Взгляд, направленный на Джейн, говорил немножко другое: «Умница. Маленькая, но иногда понимаешь, как взрослая. За это, может, сегодня и не придушу».
Глядя на десяток добродушно-сочувственных улыбок и одну улыбку победителя, Джейн хотелось разрыдаться. Растопить своими слезами это непонимание, хотя бы попытаться это сделать. Но она по-прежнему была в одежде юнги Джонни, и, хотя слезы подплывали к глазам, на лицо они, по привычке, не стекали.
* * *
«Наверное, все же он меня убьёт, – подумала Джейн. – Впрочем, чего я думаю о таких глупостях?»

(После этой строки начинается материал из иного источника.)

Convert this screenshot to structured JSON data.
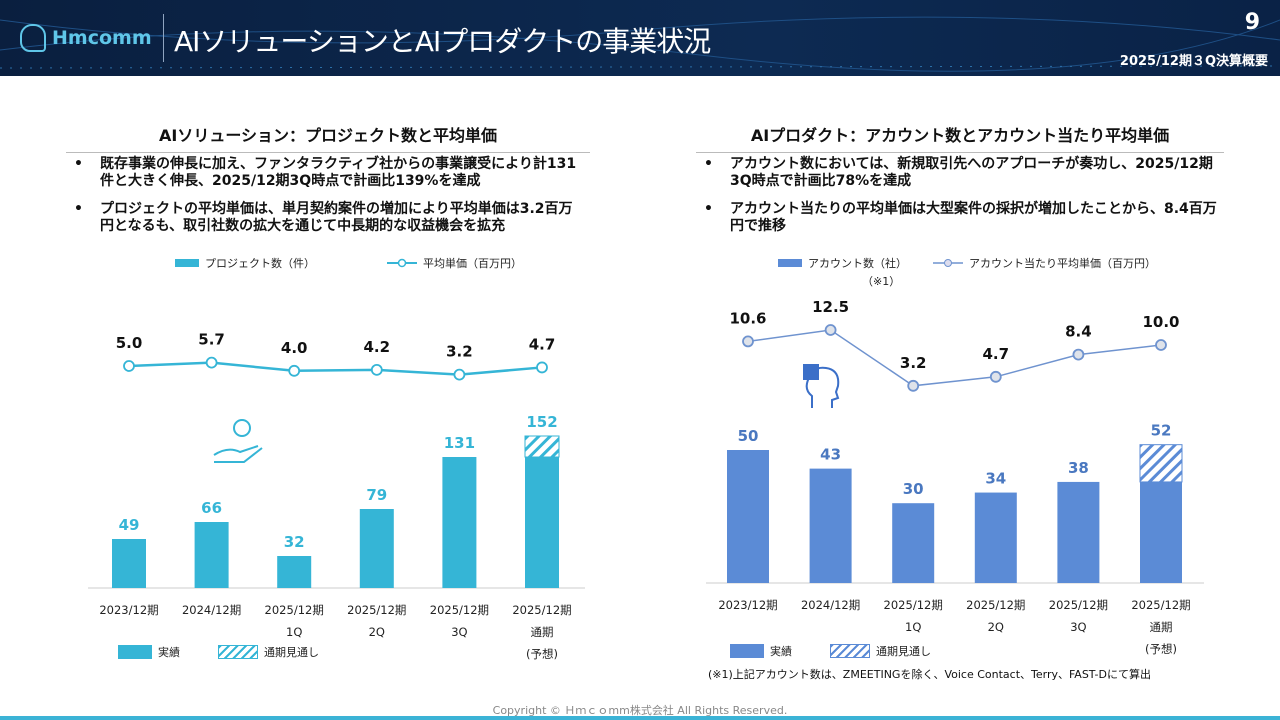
{
  "header": {
    "logo_text": "Hmcomm",
    "title": "AIソリューションとAIプロダクトの事業状況",
    "page_number": "9",
    "subtitle": "2025/12期３Q決算概要"
  },
  "left": {
    "section_title": "AIソリューション：プロジェクト数と平均単価",
    "bullets": [
      "既存事業の伸長に加え、ファンタラクティブ社からの事業譲受により計131件と大きく伸長、2025/12期3Q時点で計画比139%を達成",
      "プロジェクトの平均単価は、単月契約案件の増加により平均単価は3.2百万円となるも、取引社数の拡大を通じて中長期的な収益機会を拡充"
    ],
    "legend_bar": "プロジェクト数（件）",
    "legend_line": "平均単価（百万円）",
    "legend_actual": "実績",
    "legend_forecast": "通期見通し"
  },
  "right": {
    "section_title": "AIプロダクト：アカウント数とアカウント当たり平均単価",
    "bullets": [
      "アカウント数においては、新規取引先へのアプローチが奏功し、2025/12期3Q時点で計画比78%を達成",
      "アカウント当たりの平均単価は大型案件の採択が増加したことから、8.4百万円で推移"
    ],
    "legend_bar": "アカウント数（社）",
    "legend_bar_note": "（※1）",
    "legend_line": "アカウント当たり平均単価（百万円）",
    "legend_actual": "実績",
    "legend_forecast": "通期見通し",
    "footnote": "(※1)上記アカウント数は、ZMEETINGを除く、Voice Contact、Terry、FAST-Dにて算出"
  },
  "colors": {
    "left_bar": "#35b5d6",
    "right_bar": "#5b8bd6",
    "right_line": "#6f93cf"
  },
  "chart_data": [
    {
      "type": "bar",
      "title": "AIソリューション：プロジェクト数と平均単価",
      "categories": [
        [
          "2023/12期"
        ],
        [
          "2024/12期"
        ],
        [
          "2025/12期",
          "1Q"
        ],
        [
          "2025/12期",
          "2Q"
        ],
        [
          "2025/12期",
          "3Q"
        ],
        [
          "2025/12期",
          "通期",
          "(予想)"
        ]
      ],
      "series": [
        {
          "name": "プロジェクト数（件）",
          "type": "bar",
          "values": [
            49,
            66,
            32,
            79,
            131,
            131
          ]
        },
        {
          "name": "通期見通し",
          "type": "bar-forecast",
          "values": [
            null,
            null,
            null,
            null,
            null,
            152
          ]
        },
        {
          "name": "平均単価（百万円）",
          "type": "line",
          "values": [
            5.0,
            5.7,
            4.0,
            4.2,
            3.2,
            4.7
          ]
        }
      ]
    },
    {
      "type": "bar",
      "title": "AIプロダクト：アカウント数とアカウント当たり平均単価",
      "categories": [
        [
          "2023/12期"
        ],
        [
          "2024/12期"
        ],
        [
          "2025/12期",
          "1Q"
        ],
        [
          "2025/12期",
          "2Q"
        ],
        [
          "2025/12期",
          "3Q"
        ],
        [
          "2025/12期",
          "通期",
          "(予想)"
        ]
      ],
      "series": [
        {
          "name": "アカウント数（社）",
          "type": "bar",
          "values": [
            50,
            43,
            30,
            34,
            38,
            38
          ]
        },
        {
          "name": "通期見通し",
          "type": "bar-forecast",
          "values": [
            null,
            null,
            null,
            null,
            null,
            52
          ]
        },
        {
          "name": "アカウント当たり平均単価（百万円）",
          "type": "line",
          "values": [
            10.6,
            12.5,
            3.2,
            4.7,
            8.4,
            10.0
          ]
        }
      ]
    }
  ],
  "copyright": "Copyright © Ｈｍｃｏmm株式会社 All Rights Reserved."
}
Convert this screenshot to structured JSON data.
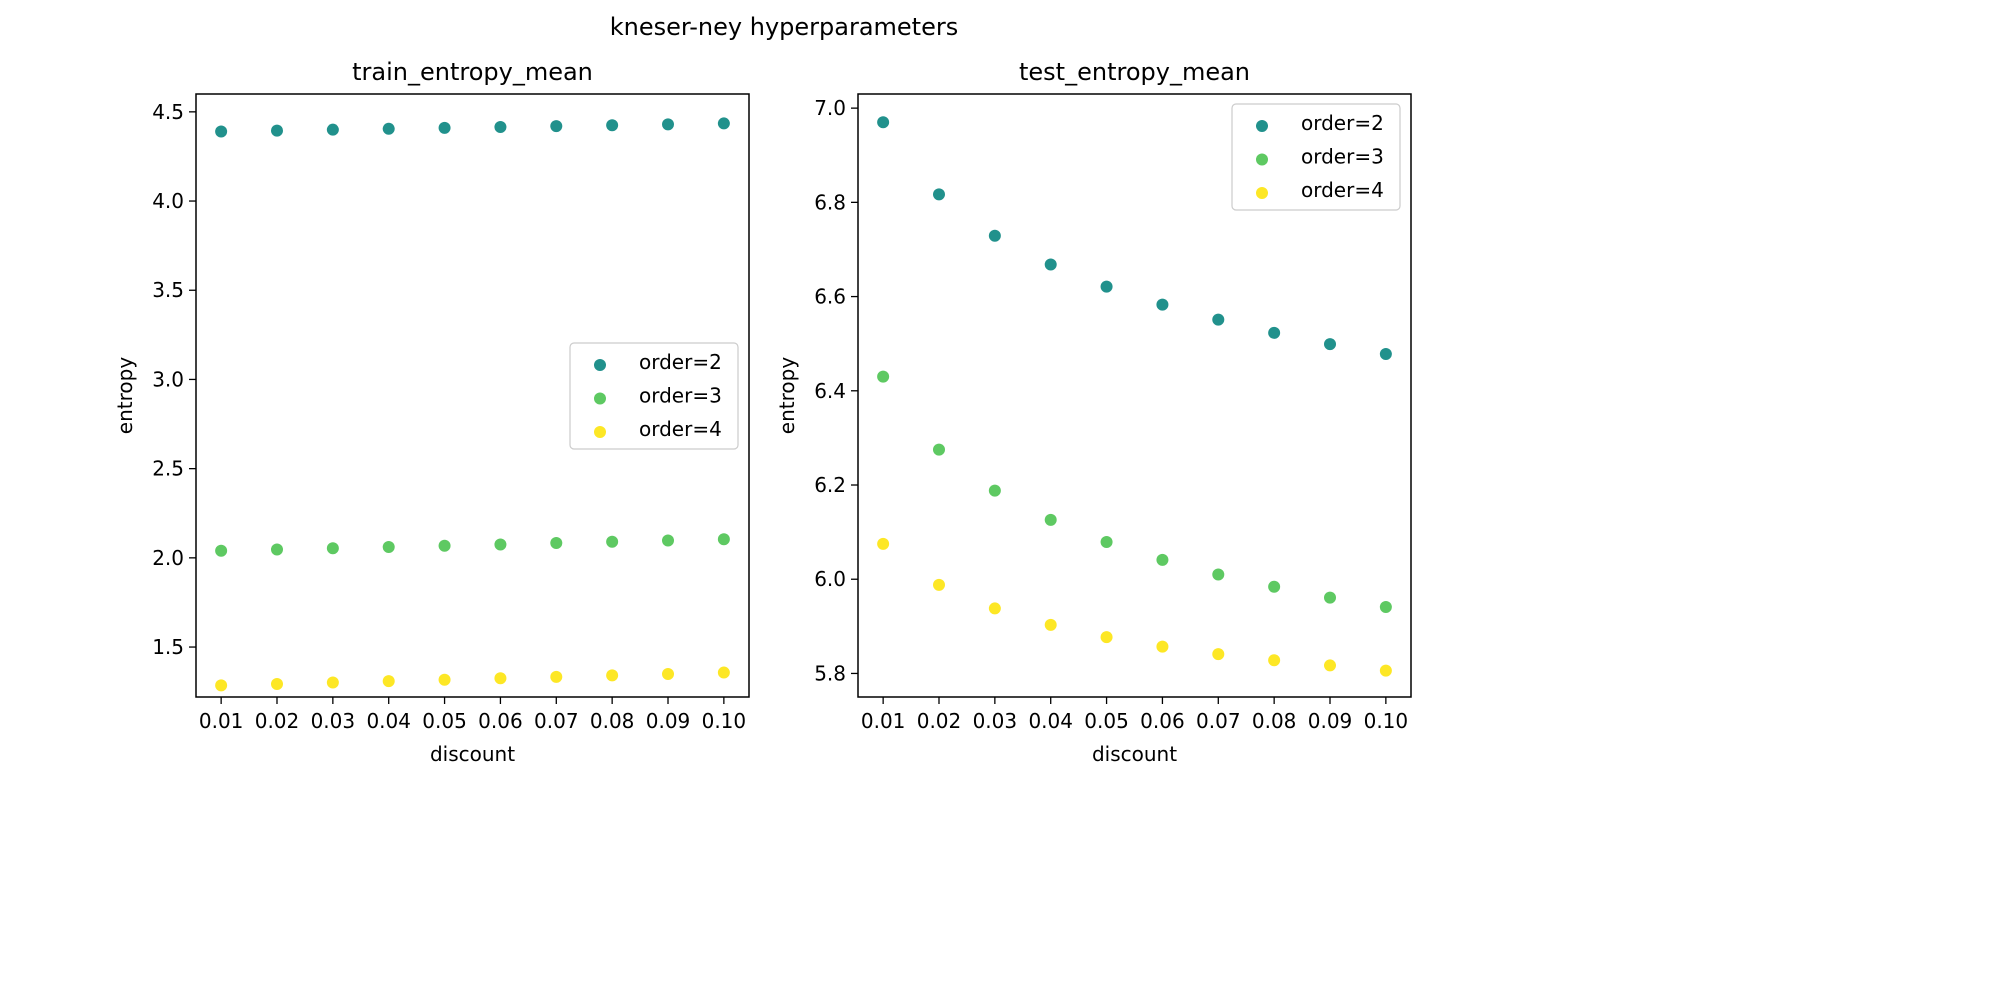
{
  "figure": {
    "suptitle": "kneser-ney hyperparameters"
  },
  "colors": {
    "order2": "#21918c",
    "order3": "#5ec962",
    "order4": "#fde725"
  },
  "chart_data": [
    {
      "type": "scatter",
      "title": "train_entropy_mean",
      "xlabel": "discount",
      "ylabel": "entropy",
      "x": [
        0.01,
        0.02,
        0.03,
        0.04,
        0.05,
        0.06,
        0.07,
        0.08,
        0.09,
        0.1
      ],
      "xtick_labels": [
        "0.01",
        "0.02",
        "0.03",
        "0.04",
        "0.05",
        "0.06",
        "0.07",
        "0.08",
        "0.09",
        "0.10"
      ],
      "xlim": [
        0.0055,
        0.1045
      ],
      "ylim": [
        1.22,
        4.6
      ],
      "yticks": [
        1.5,
        2.0,
        2.5,
        3.0,
        3.5,
        4.0,
        4.5
      ],
      "ytick_labels": [
        "1.5",
        "2.0",
        "2.5",
        "3.0",
        "3.5",
        "4.0",
        "4.5"
      ],
      "legend_position": "center-right",
      "series": [
        {
          "name": "order=2",
          "color": "#21918c",
          "values": [
            4.39,
            4.395,
            4.4,
            4.405,
            4.41,
            4.415,
            4.42,
            4.425,
            4.43,
            4.435
          ]
        },
        {
          "name": "order=3",
          "color": "#5ec962",
          "values": [
            2.04,
            2.047,
            2.054,
            2.061,
            2.068,
            2.075,
            2.083,
            2.09,
            2.097,
            2.104
          ]
        },
        {
          "name": "order=4",
          "color": "#fde725",
          "values": [
            1.285,
            1.293,
            1.301,
            1.309,
            1.317,
            1.325,
            1.333,
            1.341,
            1.349,
            1.357
          ]
        }
      ]
    },
    {
      "type": "scatter",
      "title": "test_entropy_mean",
      "xlabel": "discount",
      "ylabel": "entropy",
      "x": [
        0.01,
        0.02,
        0.03,
        0.04,
        0.05,
        0.06,
        0.07,
        0.08,
        0.09,
        0.1
      ],
      "xtick_labels": [
        "0.01",
        "0.02",
        "0.03",
        "0.04",
        "0.05",
        "0.06",
        "0.07",
        "0.08",
        "0.09",
        "0.10"
      ],
      "xlim": [
        0.0055,
        0.1045
      ],
      "ylim": [
        5.75,
        7.03
      ],
      "yticks": [
        5.8,
        6.0,
        6.2,
        6.4,
        6.6,
        6.8,
        7.0
      ],
      "ytick_labels": [
        "5.8",
        "6.0",
        "6.2",
        "6.4",
        "6.6",
        "6.8",
        "7.0"
      ],
      "legend_position": "top-right",
      "series": [
        {
          "name": "order=2",
          "color": "#21918c",
          "values": [
            6.97,
            6.817,
            6.729,
            6.668,
            6.621,
            6.583,
            6.551,
            6.523,
            6.499,
            6.478
          ]
        },
        {
          "name": "order=3",
          "color": "#5ec962",
          "values": [
            6.43,
            6.275,
            6.188,
            6.126,
            6.079,
            6.041,
            6.01,
            5.984,
            5.961,
            5.941
          ]
        },
        {
          "name": "order=4",
          "color": "#fde725",
          "values": [
            6.075,
            5.988,
            5.938,
            5.903,
            5.877,
            5.857,
            5.841,
            5.828,
            5.817,
            5.806
          ]
        }
      ]
    }
  ]
}
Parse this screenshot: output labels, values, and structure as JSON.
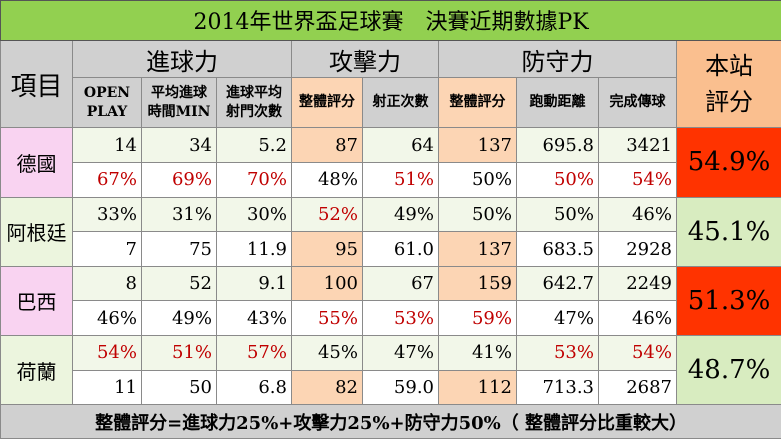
{
  "title": "2014年世界盃足球賽　決賽近期數據PK",
  "header": {
    "item": "項目",
    "attack_group": "進球力",
    "offense_group": "攻擊力",
    "defense_group": "防守力",
    "score_line1": "本站",
    "score_line2": "評分",
    "cols": [
      {
        "l1": "OPEN",
        "l2": "PLAY"
      },
      {
        "l1": "平均進球",
        "l2": "時間MIN"
      },
      {
        "l1": "進球平均",
        "l2": "射門次數"
      },
      {
        "l1": "整體評分",
        "l2": ""
      },
      {
        "l1": "射正次數",
        "l2": ""
      },
      {
        "l1": "整體評分",
        "l2": ""
      },
      {
        "l1": "跑動距離",
        "l2": ""
      },
      {
        "l1": "完成傳球",
        "l2": ""
      }
    ]
  },
  "teams": [
    {
      "name": "德國",
      "score": "54.9%",
      "row1": [
        "14",
        "34",
        "5.2",
        "87",
        "64",
        "137",
        "695.8",
        "3421"
      ],
      "row2": [
        "67%",
        "69%",
        "70%",
        "48%",
        "51%",
        "50%",
        "50%",
        "54%"
      ]
    },
    {
      "name": "阿根廷",
      "score": "45.1%",
      "row1": [
        "33%",
        "31%",
        "30%",
        "52%",
        "49%",
        "50%",
        "50%",
        "46%"
      ],
      "row2": [
        "7",
        "75",
        "11.9",
        "95",
        "61.0",
        "137",
        "683.5",
        "2928"
      ]
    },
    {
      "name": "巴西",
      "score": "51.3%",
      "row1": [
        "8",
        "52",
        "9.1",
        "100",
        "67",
        "159",
        "642.7",
        "2249"
      ],
      "row2": [
        "46%",
        "49%",
        "43%",
        "55%",
        "53%",
        "59%",
        "47%",
        "46%"
      ]
    },
    {
      "name": "荷蘭",
      "score": "48.7%",
      "row1": [
        "54%",
        "51%",
        "57%",
        "45%",
        "47%",
        "41%",
        "53%",
        "54%"
      ],
      "row2": [
        "11",
        "50",
        "6.8",
        "82",
        "59.0",
        "112",
        "713.3",
        "2687"
      ]
    }
  ],
  "footer": "整體評分=進球力25%+攻擊力25%+防守力50%（ 整體評分比重較大）",
  "colors": {
    "title_bg": "#92d050",
    "highlight_red": "#ff3300",
    "highlight_green": "#d8ecc0",
    "peach": "#fcd5b4",
    "red_text": "#c00000"
  }
}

Думать Джейн было нетрудно. Честно говоря, она не знала, чем ещё может заниматься юная леди на корабле, кроме как размышлять и быть пассажиркой-ротозейкой. В голове у неё крутился последний куплет любимой песенки Микки:
– Куда лежит дорога мне, скажите, братцы, мне,
Я лишь зелёный новичок, куда дорога мне?
– Ты, парень, не стыдись мечты и не жалей труда,
И в капитаны выйдешь ты, вот путь тебе куда.
В капитаны не в капитаны, но в высший корабельный свет она попала…
Официально Джейн стала юной леди лишь для джентльменов: капитан предложил собравшимся не предавать историю огласке. Джейн согласилась. Ей подобрали подходящий костюм мичмана и переселили в отдельную каюту.
Быть леди на корабле оказалось совсем не плохо. Можно было прогуливаться по палубе, наблюдать различные моряцкие работы и не иметь к ним никакого отношения.
Джейн наблюдала, как к «Саут Пасифику» принайтовили финскую шхуну. Одновременно на шлюпке привезли её экипаж: седобородого старика и двух рыбаков помладше, видимо, сыновей. Пленников переместили в помещение к Сэнди.
«Бедняга, – подумала Джейн, – теперь у тебя не будет одиночного номера».
Объяснение с прежними друзьями и недругами напоминало прощание, да ещё и было намёком на то, что тайну сохранить не удалось. Боцман Три Пинты подошёл к Джейн и тихо сказал:
– Мастер Джонни, это правда?
– Да, – ответила та.
– Вы настоящая леди, – сказал он и взглянул так, будто пожал руку.
Некоторое время спустя на палубе появился кок. Он тащил за ухо Микки.
– Извините меня… мастер Джонни, – сказал он («Интересно, знает ли он моё настоящее имя?» – подумала Джейн). – Я, не знавши, немножко вам грубил. А ты проси прощения, быстро!
– Простите, мастер, то есть мисс Джонни, – пролепетал Микки, глядящий в палубу. При дневном свете ночные отметины, заработанные им благодаря Мистеру Моргану, вызывали искреннюю жалость.